# Best Baitcasting combos



## oucat (Aug 18, 2005)

I am looking at buying a new combo, but am not sure what would be best. My budget would be under $200. What are your favorites. Any advice would be greatly appriciated.


----------



## young-gun21 (Mar 14, 2006)

Not sure what kind of fishing your doing...but a nice versatile setup would probably a 6'6'' med action rod of your choosing. I like Berkeley Lightening Rod's...just about anything Diawa or St. Croix...or Quantum (for the money)

As far as the reel...I bought a Quantum Accurist 2 from Cabela's a few months ago and I love it. I have it set up on a 7' heavy action rod. I generally use it for a flippin' stick/Musky rod. I chose that one because of the flippin' switch feature. I've also been throwing Spro scum frogs on it. The key is versatile if your on a budget like most of us "non-sponsored" fisherman are!

Hope this helps-


----------



## oucat (Aug 18, 2005)

Thanks for the help. Yea I would mostly be using it for bass, but versatility is key.


----------



## fishingredhawk (Apr 14, 2004)

An awesome reel for the money is the Pflueger Trion. It goes for about $100 and it is smooth, super free and durable. I purchased two in the last 3 months. With the reel being so cheap that leaves you with $100 for a rod if you want to spend $200. You will be very happy with this reel though.


----------



## wackyworm (May 1, 2004)

I really like my new combo I got from Cabela's with a Shimano Citica 200D and XML rod [7ft]. This is one of their combos priced at $199.98. Saves a bit of $. I loaded it with 14# Stren Super Braid and it is sweet.


----------



## liquidsoap (Oct 22, 2005)

fishingredhawk said:


> An awesome reel for the money is the Pflueger Trion. It goes for about $100 and it is smooth, super free and durable. I purchased two in the last 3 months. With the reel being so cheap that leaves you with $100 for a rod if you want to spend $200. You will be very happy with this reel though.
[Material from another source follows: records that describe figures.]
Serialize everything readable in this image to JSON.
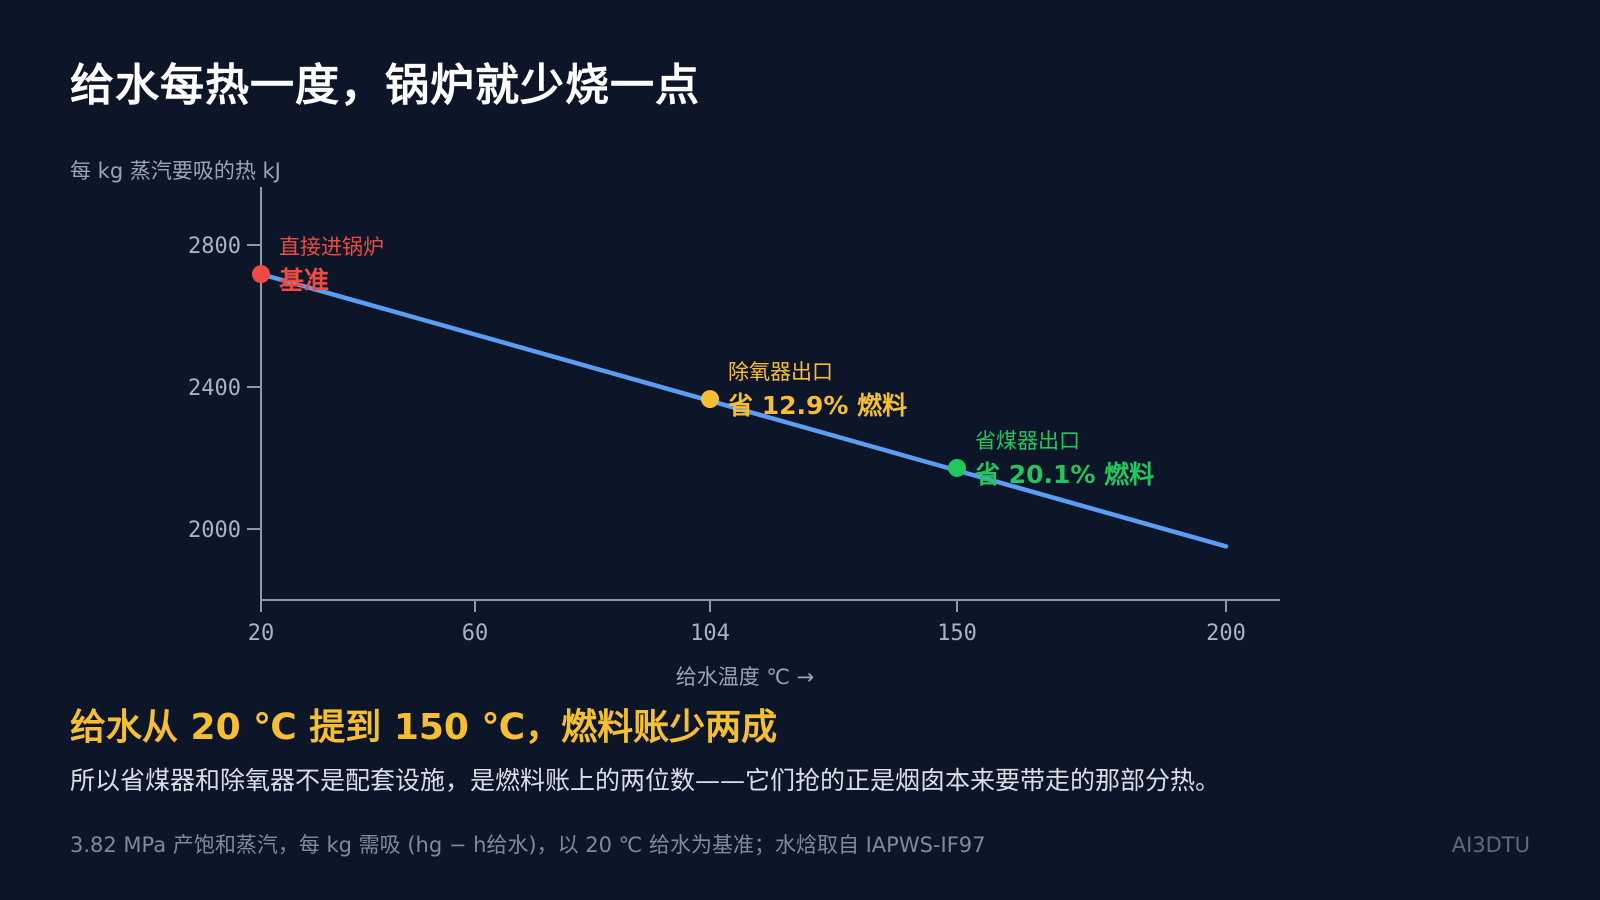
{
  "title": "给水每热一度，锅炉就少烧一点",
  "headline": "给水从 20 ℃ 提到 150 ℃，燃料账少两成",
  "body": "所以省煤器和除氧器不是配套设施，是燃料账上的两位数——它们抢的正是烟囱本来要带走的那部分热。",
  "footnote": "3.82 MPa 产饱和蒸汽，每 kg 需吸 (hg − h给水)，以 20 ℃ 给水为基准；水焓取自 IAPWS-IF97",
  "watermark": "AI3DTU",
  "colors": {
    "background": "#0c1628",
    "line": "#5b9cf5",
    "axis": "#8d98a8",
    "baseline": "#ef4b43",
    "deaerator": "#f6bf33",
    "economizer": "#22c55e"
  },
  "chart_data": {
    "type": "line",
    "ylabel": "每 kg 蒸汽要吸的热 kJ",
    "xlabel": "给水温度 ℃ →",
    "x_ticks": [
      20,
      60,
      104,
      150,
      200
    ],
    "y_ticks": [
      2000,
      2400,
      2800
    ],
    "xlim": [
      20,
      210
    ],
    "ylim": [
      1800,
      2950
    ],
    "grid": false,
    "series": [
      {
        "x": [
          20,
          200
        ],
        "y": [
          2718,
          1951
        ],
        "color": "#5b9cf5"
      }
    ],
    "annotations": [
      {
        "x": 20,
        "y": 2718,
        "label": "直接进锅炉",
        "value": "基准",
        "color": "#ef4b43"
      },
      {
        "x": 104,
        "y": 2366,
        "label": "除氧器出口",
        "value": "省 12.9% 燃料",
        "color": "#f6bf33"
      },
      {
        "x": 150,
        "y": 2172,
        "label": "省煤器出口",
        "value": "省 20.1% 燃料",
        "color": "#22c55e"
      }
    ]
  }
}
That reel is next on my purchase agenda either that, or the president baitcaster.
I have had good expierences with a lot of baitcasters. I say get a accurist, we had one and got 4 years out of it till my brother droped it in the lake.


----------



## oucat (Aug 18, 2005)

Thanks for the help, I have been leaning towards the Accurist or the citica, but i will check out the others.


----------



## misfit (Apr 5, 2004)

not sure if you're set on a low profile reel,but if not,fishintiger has a very nice setup(brand new,never used) in the marketplace for $180.the combined retail for the rod and reel is $230.
abu record 50 series reel mounted on a fenwick hmg 6 foot med. action rod.
i have the very same rig and it's a great general purpose combo.i've thrown everything from 1/8 ounce jigs for saugeye,to 1/2 ounce buzzbaits for bass with it.
extremely smooth in every way,and casts like a dream.


----------



## feelikefishin (Jun 21, 2006)

I recently bought a shimano cruxis and it is pretty nice for the money. The cast control is a nice feature on the reel. I use it with a 6,6" heavy action ugly stick, it all cost me about $140


----------



## flypilot33 (Feb 9, 2006)

The BPS bionic rods are great. I love the bionic rod I bought. So much feeling to it. Test for sensitivity before you buy any rod though. I personally do not like the berkley lightning rods, not enough sensitivity for me. To check a rod, hold the rod like you would to fish and have someone put the tip on their throat and talk. The more you feel the vibration the better the sensitivity.


----------



## TheSonicMarauder (Mar 9, 2006)

to tell you the truth... i have a Shakespeare Sigma baitcaster on a 6'6" Peregrine medium action rod.... i got the sigma to learn on and it turned out to me a really nice smooth reel........ $40 for the combo... then again i won the rod at the ogf outing so the cost is for the reel only......... its nice for what i need it for(learning mostly but im throwing weightless plastics on it with hardly any backlashes so i think im doin pretty good) but ive heard a lot of good things about that Quantum Accurist line of reels


----------



## soua0363 (Jun 10, 2005)

I love my Bass Pro Viper Series baitcasting combo I bought earlier this year for $80. It has the magnetic brake system and the rod is light and sensitive for being a medium heavy. For the dollar for what I got, it was worth it for me.


----------